Develop SQL MR function using AsterData Developer Express, part 2: develop SQL-MR function

Aster
Teradata Aster is an analytic platform that embeds MapReduce analytic processing with data stores. •Embedded MapReduce analytic processing and unique SQL-MapReduce® framework •Massively parallel data store for multistructured data •Intuitive tools and SQL-MapReduce libraries for rapid analytic development
Enthusiast

Develop SQL MR function using AsterData Developer Express, part 2: develop SQL-MR function

Create SQL-Map-Reduce function using wizard


Aster Developer Express has built-in wizard which helps to create Java class for SQL-MR function

Right click on the project, select "new", "Other"

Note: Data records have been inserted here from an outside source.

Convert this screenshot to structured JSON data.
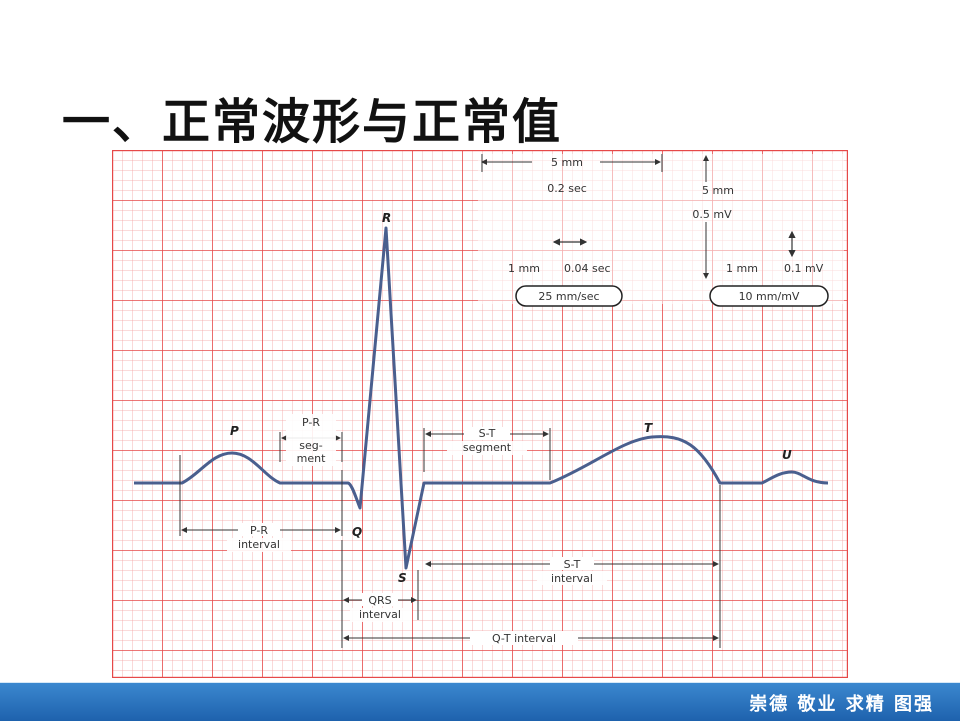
{
  "slide": {
    "title": "一、正常波形与正常值",
    "footer_motto": "崇德 敬业 求精 图强"
  },
  "colors": {
    "grid_minor": "#f4a0a0",
    "grid_major": "#e64848",
    "trace": "#4a5f8e",
    "annotation": "#333333",
    "footer": "#2a73bd"
  },
  "ecg": {
    "waves": {
      "p": "P",
      "q": "Q",
      "r": "R",
      "s": "S",
      "t": "T",
      "u": "U"
    },
    "segments": {
      "pr_segment": [
        "P-R",
        "seg-",
        "ment"
      ],
      "st_segment": [
        "S-T",
        "segment"
      ]
    },
    "intervals": {
      "pr_interval": [
        "P-R",
        "interval"
      ],
      "qrs_interval": [
        "QRS",
        "interval"
      ],
      "st_interval": [
        "S-T",
        "interval"
      ],
      "qt_interval": "Q-T  interval"
    },
    "calibration": {
      "big_box_width": "5 mm",
      "big_box_time": "0.2 sec",
      "small_box_width": "1 mm",
      "small_box_time": "0.04 sec",
      "paper_speed": "25 mm/sec",
      "big_box_height": "5 mm",
      "big_box_voltage": "0.5 mV",
      "small_box_height": "1 mm",
      "small_box_voltage": "0.1 mV",
      "gain": "10 mm/mV"
    }
  }
}
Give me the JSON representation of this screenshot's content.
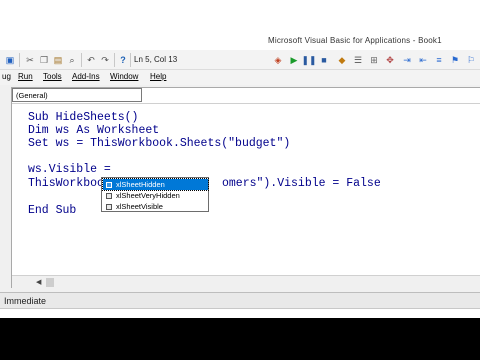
{
  "window": {
    "title_fragment": "Microsoft Visual Basic for Applications - Book1"
  },
  "toolbar": {
    "position": "Ln 5, Col 13",
    "icons": [
      "save-icon",
      "cut-icon",
      "copy-icon",
      "paste-icon",
      "find-icon",
      "undo-icon",
      "redo-icon",
      "run-icon",
      "break-icon",
      "reset-icon",
      "design-mode-icon",
      "project-explorer-icon",
      "properties-icon",
      "object-browser-icon",
      "toolbox-icon",
      "help-icon"
    ]
  },
  "menu": {
    "debug": "ug",
    "run": "Run",
    "tools": "Tools",
    "addins": "Add-Ins",
    "window": "Window",
    "help": "Help"
  },
  "code_window": {
    "object_combo": "(General)",
    "lines": {
      "l1_kw": "Sub",
      "l1_rest": " HideSheets()",
      "l2_kw": "Dim",
      "l2_mid": " ws ",
      "l2_kw2": "As",
      "l2_rest": " Worksheet",
      "l3_kw": "Set",
      "l3_rest": " ws = ThisWorkbook.Sheets(\"budget\")",
      "l4": "ws.Visible =",
      "l5_left": "ThisWorkboo",
      "l5_right": "omers\").Visible = False",
      "l6": "End Sub"
    }
  },
  "autocomplete": {
    "items": [
      "xlSheetHidden",
      "xlSheetVeryHidden",
      "xlSheetVisible"
    ],
    "selected_index": 0
  },
  "immediate": {
    "title": "Immediate"
  }
}
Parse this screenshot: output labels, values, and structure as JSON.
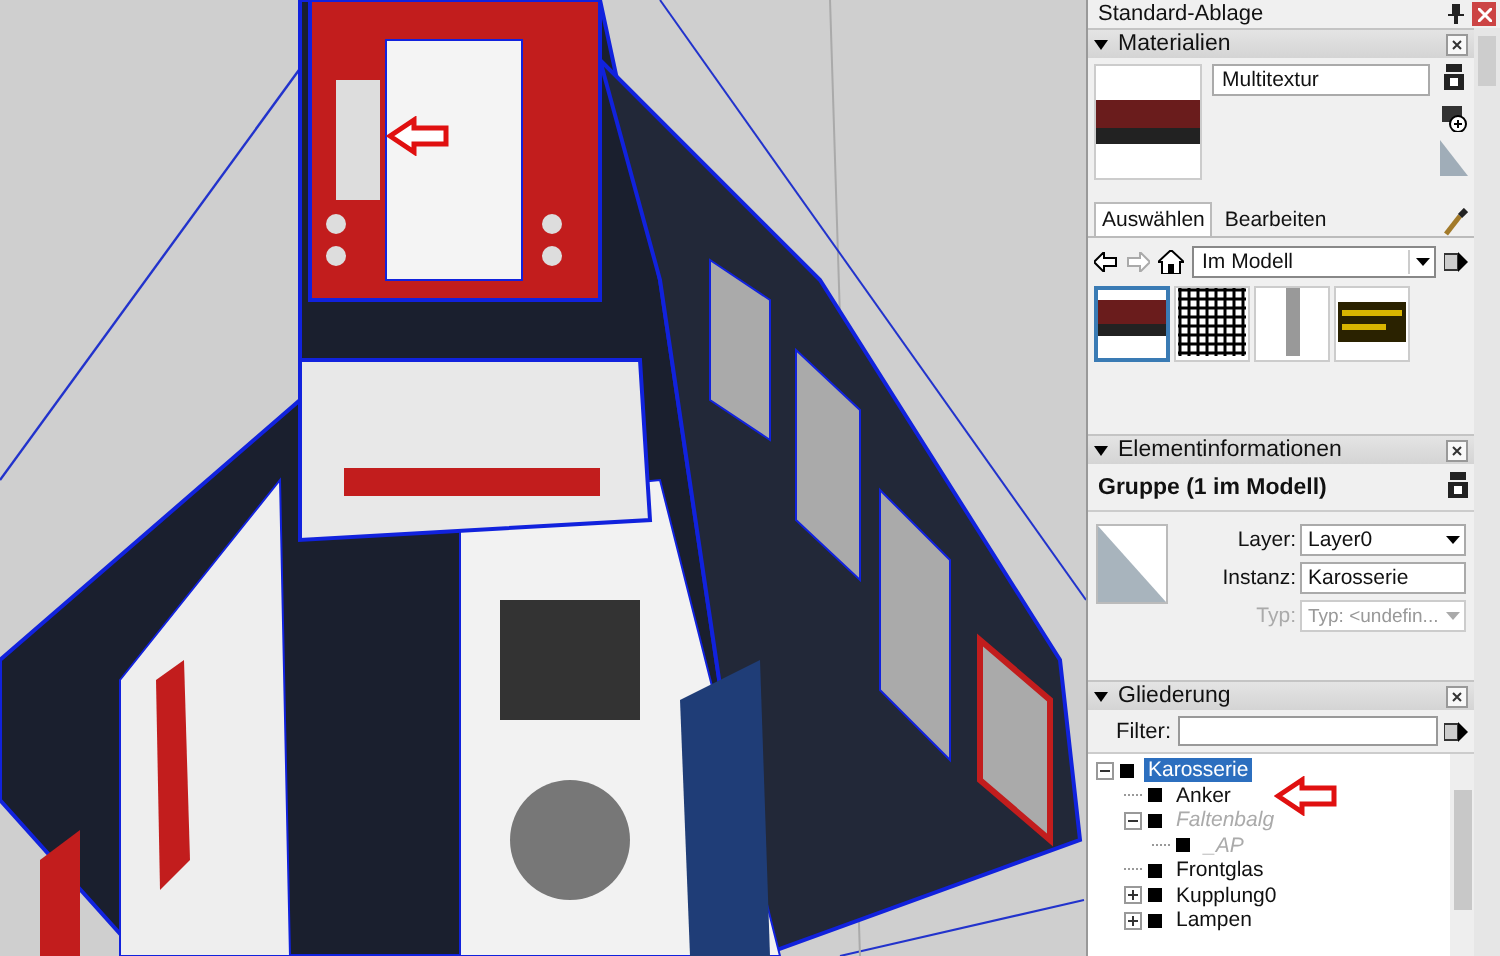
{
  "panel": {
    "title": "Standard-Ablage"
  },
  "materials": {
    "title": "Materialien",
    "name": "Multitextur",
    "tabs": [
      {
        "label": "Auswählen",
        "selected": true
      },
      {
        "label": "Bearbeiten",
        "selected": false
      }
    ],
    "collection": "Im Modell",
    "swatches": [
      {
        "kind": "photo",
        "selected": true
      },
      {
        "kind": "grid",
        "selected": false
      },
      {
        "kind": "strip",
        "selected": false
      },
      {
        "kind": "sign",
        "selected": false
      }
    ]
  },
  "entity_info": {
    "title": "Elementinformationen",
    "heading": "Gruppe (1 im Modell)",
    "fields": [
      {
        "label": "Layer:",
        "value": "Layer0",
        "kind": "dropdown",
        "disabled": false
      },
      {
        "label": "Instanz:",
        "value": "Karosserie",
        "kind": "text",
        "disabled": false
      },
      {
        "label": "Typ:",
        "value": "Typ: <undefin...",
        "kind": "dropdown",
        "disabled": true
      }
    ]
  },
  "outliner": {
    "title": "Gliederung",
    "filter_label": "Filter:",
    "tree": [
      {
        "label": "Karosserie",
        "selected": true,
        "hidden": false,
        "expanded": true,
        "children": [
          {
            "label": "Anker",
            "selected": false,
            "hidden": false
          },
          {
            "label": "Faltenbalg",
            "selected": false,
            "hidden": true,
            "expanded": true,
            "children": [
              {
                "label": "_AP",
                "selected": false,
                "hidden": true
              }
            ]
          },
          {
            "label": "Frontglas",
            "selected": false,
            "hidden": false
          },
          {
            "label": "Kupplung0",
            "selected": false,
            "hidden": false,
            "expanded": false
          },
          {
            "label": "Lampen",
            "selected": false,
            "hidden": false,
            "expanded": false
          }
        ]
      }
    ]
  }
}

Then select the right wizard

Type in desired package and Class name

Define input schema (a list of columns and column types which our function can recognize). You can just type it in or use previously set nCluster connection. You can see how column from staging table table has been selected.

Now it's time to define output columns. We do use wizard for defining input and output columns. This wizard will generate Java code. You can easilly skip input and ouput columns step and write code on your own.

Now let's specify arguments for our function. Our SQL-MR fuction will accept two arguments: lists of EXCLUDES and INCLUDES. We can filter data from staging table using these arguments. For example: EXCLUDES('pdf') will exclude all Adobe Acrobat documents. INCLUDES ('html', 'htm') will leave only requests to HTML documents in resulting set. 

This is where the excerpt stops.